Lawmakers from the two parties remain far from consensus on high-profile tax and budget questions, but the Iowa legislature has unanimously approved its first tax bill of the 2015 session. Senate File 126 (full text here) passed the Iowa Senate by 49 votes to 0 on February 4 and passed the Iowa House by 95 votes to 0 today. It “conforms Iowa’s revenue laws to incorporate federal changes” made during 2014. O.Kay Henderson reported for Radio Iowa,
The bill would extend a tax break to Iowa business owners, allowing them to claim the first half a million dollars worth of new equipment purchases as a tax deduction for the business. It also allows Iowa teachers to claim a tax credit for up to $250 for the supplies, equipment and materials used in their classroom.
Unlike most bills, which take effect on July 1 (at the start of the next fiscal year), SF 126 “takes effect upon enactment” and “applies retroactively to January 1, 2014, for tax years beginning on or after that date.” The fiscal note indicates that this bill will reduce state tax revenue by $98.98 million in the current fiscal year. About $83.5 million of that comes from one part of the bill:
Of the extended provisions, the most significant from a fiscal impact perspective is the extension of favorable depreciation expensing known as “Section 179 expensing.” This provision allows business taxpayers (including corporate taxpayers and business entities taxed through the individual income tax) to write off additional depreciation in the year a qualified depreciable asset is placed in service. Since the provision accelerates the claiming of depreciation, the provision reduces taxes owed in the first year, but increases taxes owed in later years.

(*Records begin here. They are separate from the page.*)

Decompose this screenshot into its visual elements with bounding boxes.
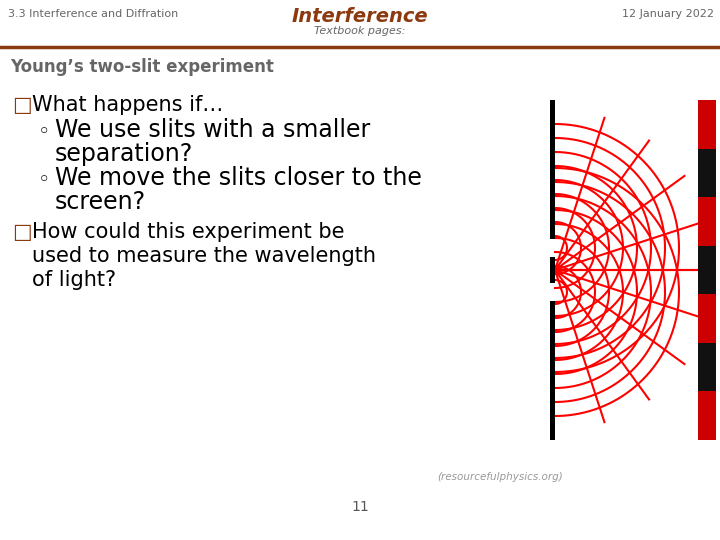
Bar bbox=[550, 257, 555, 283]
Bar bbox=[698, 343, 716, 391]
Text: screen?: screen? bbox=[55, 190, 146, 214]
Text: Textbook pages:: Textbook pages: bbox=[315, 26, 405, 36]
Text: 11: 11 bbox=[351, 500, 369, 514]
Text: ◦: ◦ bbox=[38, 122, 50, 142]
Bar bbox=[698, 148, 716, 197]
Text: We use slits with a smaller: We use slits with a smaller bbox=[55, 118, 370, 142]
Text: used to measure the wavelength: used to measure the wavelength bbox=[32, 246, 376, 266]
Bar bbox=[698, 392, 716, 440]
Text: What happens if…: What happens if… bbox=[32, 95, 223, 115]
Text: How could this experiment be: How could this experiment be bbox=[32, 222, 344, 242]
Text: 3.3 Interference and Diffration: 3.3 Interference and Diffration bbox=[8, 9, 179, 19]
Text: of light?: of light? bbox=[32, 270, 116, 290]
Bar bbox=[698, 100, 716, 149]
Bar bbox=[550, 301, 555, 440]
Bar bbox=[698, 197, 716, 246]
Bar bbox=[698, 294, 716, 343]
Text: Interference: Interference bbox=[292, 7, 428, 26]
Text: □: □ bbox=[12, 95, 32, 115]
Text: (resourcefulphysics.org): (resourcefulphysics.org) bbox=[437, 472, 563, 482]
Text: ◦: ◦ bbox=[38, 170, 50, 190]
Bar bbox=[550, 100, 555, 239]
Text: separation?: separation? bbox=[55, 142, 193, 166]
Text: 12 January 2022: 12 January 2022 bbox=[622, 9, 714, 19]
Text: We move the slits closer to the: We move the slits closer to the bbox=[55, 166, 422, 190]
Text: Young’s two-slit experiment: Young’s two-slit experiment bbox=[10, 58, 274, 76]
Text: □: □ bbox=[12, 222, 32, 242]
Bar bbox=[698, 246, 716, 294]
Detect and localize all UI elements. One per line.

Looking through the lobbyist declarations, I didn’t see any lobbyists registered against this bill. The Iowa Society of Public Accountants, Deere & Company, Iowa Community Foundations, and the Iowa Farm Bureau Federation all registered in favor. Speaking to Radio Iowa, Republican State Representative Chris Hagenow said certified public accountants and tax preparers had told lawmakers “this is a priority for them” to provide “certainty” going into tax season.